Tinkar hésita.
« Si, par une loyauté mal comprise, vous ne voulez pas répondre, nous avons des moyens, nullement cruels du reste, de savoir. Quelques minutes sous le psychoscope, et nous saurons tout ce qui nous intéresse. »
Tinkar tressaillit. Sur Terre, des rumeurs couraient parmi la Garde, sur un appareil que posséderait la police politique, et qui lisait les pensées d’un homme, sans même que celui-ci s’en aperçoive.
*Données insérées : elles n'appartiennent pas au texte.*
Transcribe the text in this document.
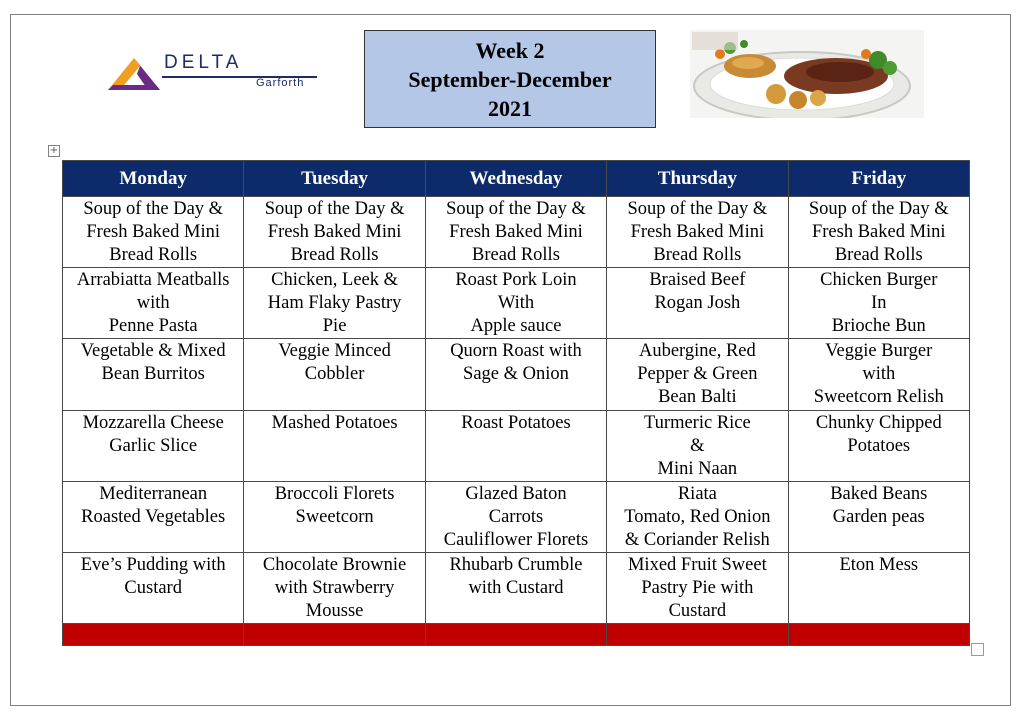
DELTA
Garforth
Week 2
September-December
2021
+
Monday	Tuesday	Wednesday	Thursday	Friday

Soup of the Day &
Fresh Baked Mini
Bread Rolls	Soup of the Day &
Fresh Baked Mini
Bread Rolls	Soup of the Day &
Fresh Baked Mini
Bread Rolls	Soup of the Day &
Fresh Baked Mini
Bread Rolls	Soup of the Day &
Fresh Baked Mini
Bread Rolls

Arrabiatta Meatballs
with
Penne Pasta	Chicken, Leek &
Ham Flaky Pastry
Pie	Roast Pork Loin
With
Apple sauce	Braised Beef
Rogan Josh	Chicken Burger
In
Brioche Bun

Vegetable & Mixed
Bean Burritos	Veggie Minced
Cobbler	Quorn Roast with
Sage & Onion	Aubergine, Red
Pepper & Green
Bean Balti	Veggie Burger
with
Sweetcorn Relish

Mozzarella Cheese
Garlic Slice	Mashed Potatoes	Roast Potatoes	Turmeric Rice
&
Mini Naan	Chunky Chipped
Potatoes

Mediterranean
Roasted Vegetables	Broccoli Florets
Sweetcorn	Glazed Baton
Carrots
Cauliflower Florets	Riata
Tomato, Red Onion
& Coriander Relish	Baked Beans
Garden peas

Eve’s Pudding with
Custard	Chocolate Brownie
with Strawberry
Mousse	Rhubarb Crumble
with Custard	Mixed Fruit Sweet
Pastry Pie with
Custard	Eton Mess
« Soit, dit-il. Vous êtes dans les limites de l’Empire. Dans ce secteur, toutes les planètes habitées, humaines ou non, en dépendent. Ou dois-je dire : en dépendaient ? Quand je suis parti, la révolte avait éclaté dans le système solaire, et nous n’avions plus de nouvelles des planètes extra-solaires, sauf celles d’Alpha Centauri.
— Vous n’avez donc pas de communicateurs hyper-spatiaux. C’est bien ce que je pensais. Dommage. Continuez. La Terre est donc le centre d’un Empire, comme autrefois. Quelle en est l’organisation ?
— Au sommet, l’Empereur, puis son premier ministre, assisté du Grand Conseil. Au-dessous, la classe des nobles, puis les chevaliers, puis les marchands, les techniciens, enfin le peuple.
— Noblesse héréditaire ?
— En est-il une autre ? s’étonna Tinkar.
— Quand il en est une autre, cela vaut mieux pour l’État. Et quelle était votre place dans cette hiérarchie ?
— Classe des chevaliers. Lieutenant de la Garde stellaire.
— Bien. Je dois maintenant m’occuper de choses plus pressantes. Je vous demande, comme prime de sauvetage, de me préparer un rapport sur votre société, aussi complet que possible, sans oublier les détails militaires. Non, ce n’est pas de la trahison. Votre empire ne nous menace pas, et nous ne nous intéressons pas à votre Empire. Souvenez-vous, de toute façon, que nous avons les moyens de savoir.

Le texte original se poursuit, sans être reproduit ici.